Sebastián Lojo and Remi Itani

Sebastián Lojo and Remi Itani, the young Guatemalan director and Lebanese producer team behind Los Fantasmas, screening in the Bright Future section of the International Film Festival Rotterdam (IFFR), are developing Lojo’s second feature Trout Belly Up together.

It is based on a short story collection by Guatemalan author, Rodrigo Fuentes, and will follow three men who inadvertently destroy each others lives.

Guatemalan- born, London-based Lojo and Lebanese producer Itani met while studying at The London Film School.

 Lojo graduated as a cinematographer. Itani, who began her career making documentaries for Al Jazeera, was in the mid-length competition at IDFA last November with her own film, A Long Breath. She also recently completed her first fictional film, the short Drought, shot in Lebanon, about a real estate agent and her connection with the empty spaces around her

The prolific Lebanese filmmaker is also developing a dramatic feature called In A Dream You Saw A Way To Survive And You Were Full Of Joy (working title), which has development funding from the Doha Film Institute. Lojo is set to shoot the film. He was also cinematographer on several of Itani’s shorts.

Lojo and Itani filmed Los Fantasmas on location in Guatemala City. The film tells the story of a young man who makes a living in Guatemala City as a thief by proxy, befriending and mugging tourists, seducing men in bars and clubs, leading them to a hotel room where they are robbed.

“I wanted to speak about the impossibility for connection in modern-day Guatemala City and how the city functions as this urban entity that just takes the air away from you,” Lojo said.

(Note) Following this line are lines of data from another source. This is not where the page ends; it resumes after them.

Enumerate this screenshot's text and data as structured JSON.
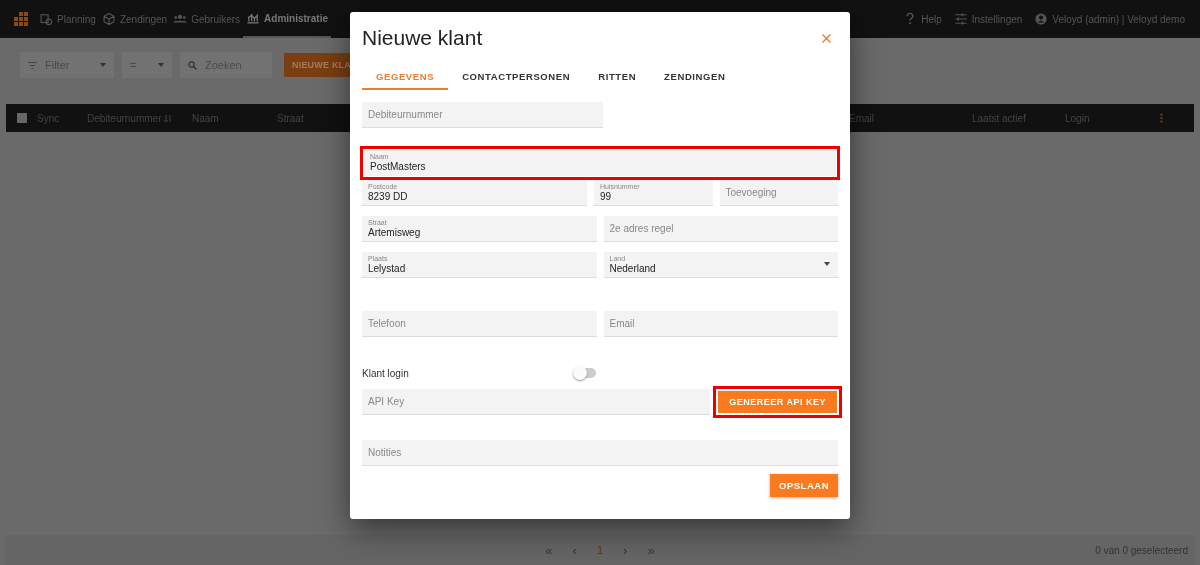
{
  "nav": {
    "items": [
      {
        "label": "Planning",
        "selected": false
      },
      {
        "label": "Zendingen",
        "selected": false
      },
      {
        "label": "Gebruikers",
        "selected": false
      },
      {
        "label": "Administratie",
        "selected": true
      }
    ],
    "right": [
      {
        "label": "Help"
      },
      {
        "label": "Instellingen"
      },
      {
        "label": "Veloyd (admin) | Veloyd demo"
      }
    ]
  },
  "toolbar": {
    "filter": "Filter",
    "operator": "=",
    "search_placeholder": "Zoeken",
    "button": "NIEUWE KLA"
  },
  "table": {
    "select_all_checked": false,
    "columns": [
      "Sync",
      "Debiteurnummer",
      "Naam",
      "Straat",
      "Email",
      "Laatst actief",
      "Login"
    ]
  },
  "pagination": {
    "controls": [
      {
        "label": "«",
        "selected": false
      },
      {
        "label": "‹",
        "selected": false
      },
      {
        "label": "1",
        "selected": true
      },
      {
        "label": "›",
        "selected": false
      },
      {
        "label": "»",
        "selected": false
      }
    ],
    "status": "0 van 0 geselecteerd"
  },
  "modal": {
    "title": "Nieuwe klant",
    "tabs": [
      {
        "label": "GEGEVENS",
        "selected": true
      },
      {
        "label": "CONTACTPERSONEN",
        "selected": false
      },
      {
        "label": "RITTEN",
        "selected": false
      },
      {
        "label": "ZENDINGEN",
        "selected": false
      }
    ],
    "rows": [
      [
        {
          "kind": "text",
          "label": "Debiteurnummer"
        }
      ],
      [
        {
          "kind": "text",
          "label": "Naam",
          "value": "PostMasters",
          "highlighted": true
        }
      ],
      [
        {
          "kind": "text",
          "label": "Postcode",
          "value": "8239 DD"
        },
        {
          "kind": "text",
          "label": "Huisnummer",
          "value": "99"
        },
        {
          "kind": "text",
          "label": "Toevoeging"
        }
      ],
      [
        {
          "kind": "text",
          "label": "Straat",
          "value": "Artemisweg"
        },
        {
          "kind": "text",
          "label": "2e adres regel"
        }
      ],
      [
        {
          "kind": "text",
          "label": "Plaats",
          "value": "Lelystad"
        },
        {
          "kind": "select",
          "label": "Land",
          "value": "Nederland"
        }
      ],
      [
        {
          "kind": "text",
          "label": "Telefoon"
        },
        {
          "kind": "text",
          "label": "Email"
        }
      ]
    ],
    "login": {
      "label": "Klant login",
      "on": false
    },
    "api": {
      "label": "API Key",
      "button": "GENEREER API KEY",
      "highlighted": true
    },
    "notes": {
      "label": "Notities"
    },
    "save": "OPSLAAN"
  }
}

 There is limited public support for Guatemalan filmmakers although local agency Agacine is pushing for a new film law. There are also few independent cinemas in the country.

Lojo and his team are planning to arrange their own screenings of Los Fantasmas.

“We’re looking to be able to show the film not online Guatemala City but to try to bring it to as many “departamentos” (regions) as possible without going into a massive amount of debt or relinquishing the quality of the film in terms of image and sound,,” Lojo said.

Patra Spanou Film Marketing & Consulting picked up international sales rights to the film on the eve of IFFR. It is also screening at the Berlinale next month as part of the Critics’ Week

 Meanwhile, Itani has also recently produced a Turkish feature called Break Water, directed by Cem Demirer, a fellow London Film School graduate.